Human rights are not a suicide pact
Beirut - On the annual celebration of Human Rights Day, its worst possible nemesis is steadily displacing it. It is called terrorism, more accurately state terrorism. And here we must take a firm stand on language: Terrorism and counterterrorism mean exactly the same thing.
Lest we forget, ‘”terror” was born in the French revolution as state politics. On September 5, 1793, terror was declared à l’ordre du jour officially, at the roster of the French National Convention.
The reasons then are similar to the reasons now: By using violence to challenge peace and order in the state, those who opposed the French government lured it into becoming an increasingly fierce terrorist machine using counter-violence to eradicate them.
More than 200 years later, the pattern remains the same. The state (represented by the executive) sheds the rule of law and grows oblivious to human rights. A terrorist state does one thing: its government removes or waters down hard-won human rights.
In revolutionary France two laws followed the terrorist order of the day in 1793. The Small Terror started with the “law of suspects” by denying the accused the right to a proper defence. The Grand Terror amplified the removal of basic human rights, including the right to an attorney; 40,000 French citizens were killed in the following months under those laws, with little or no due process.
The same process is getting repeated 200 years hence. Human rights have been eroding since the September 11, 2001, attacks and are further set back by the policy adopted following the Paris massacres on November 13th. Under this policy, human rights will erode further at every new massacre. With macabre episodes following each other relentlessly in a globalised world, democratic governments become more “terrorist” as they shed more human rights to “counter terrorism”.
For the United States after 9/11, the retreat from human rights took the shape of the USA Patriot Act. It was followed by wars in Afghanistan and Iraq and by officially declared global war on terrorism and war on al-Qaeda, now on the Islamic State (ISIS). In France, the French president declared November 13th that “the country was at war” and decreed the Etat d’urgence the following day.
Squads of police have descended on flats and houses across the country, forcing doors open with no judicial oversight, arresting suspects and taking them away.
Internationally, suspects are targets of both civil and criminal penalties. Specially designated global terrorist supporters are put on black lists without warning and with no effective judicial remedy.

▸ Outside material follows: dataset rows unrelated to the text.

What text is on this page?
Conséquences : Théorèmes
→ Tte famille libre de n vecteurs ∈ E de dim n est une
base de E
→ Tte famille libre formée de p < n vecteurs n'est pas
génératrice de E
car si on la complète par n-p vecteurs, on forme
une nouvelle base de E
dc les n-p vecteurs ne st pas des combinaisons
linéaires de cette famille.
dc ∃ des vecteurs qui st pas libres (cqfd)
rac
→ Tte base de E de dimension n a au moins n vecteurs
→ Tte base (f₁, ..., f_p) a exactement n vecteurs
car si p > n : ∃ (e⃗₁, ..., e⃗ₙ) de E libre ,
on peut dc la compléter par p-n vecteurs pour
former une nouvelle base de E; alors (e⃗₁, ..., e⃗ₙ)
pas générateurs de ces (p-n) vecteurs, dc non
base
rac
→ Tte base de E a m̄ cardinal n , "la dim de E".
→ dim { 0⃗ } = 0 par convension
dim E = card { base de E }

These citizens can’t open bank accounts. They can’t board planes. Such domestic “suspects” are far luckier than the suspects who live abroad. Foreign suspects become, without knowing it, the target of extrajudicial assassination executed by drones. There are not even attempts by the state, thousands of miles away, to pretend it is trying to arrest them.
The alternative is plain. Punishing the guilty in accordance to proper procedure is the necessary face of human rights. It vests in the principled attachment to the universal declaration of human rights in the various domestic forms it takes in democratic countries, and with an increased activation of proper judicial reach on the international scene.
Domestically, the judiciary can be asked to step up and guide justice for the people who are killed. Internationally, human rights mean the resistance to declarations of war that will put the enemy on the same moral keel, mass internments and drones. The human rights alternative policy also means allowing the effective international reach to the judiciary. The international judge will step up if trusted and enabled.
A philosophy of human rights does not mean impotence, stupidity or ineffectiveness. Human rights are not a suicide pact. They are the pact of free human beings to ensure that they do not end up looking like the mirror image of the wanton killers who challenge them.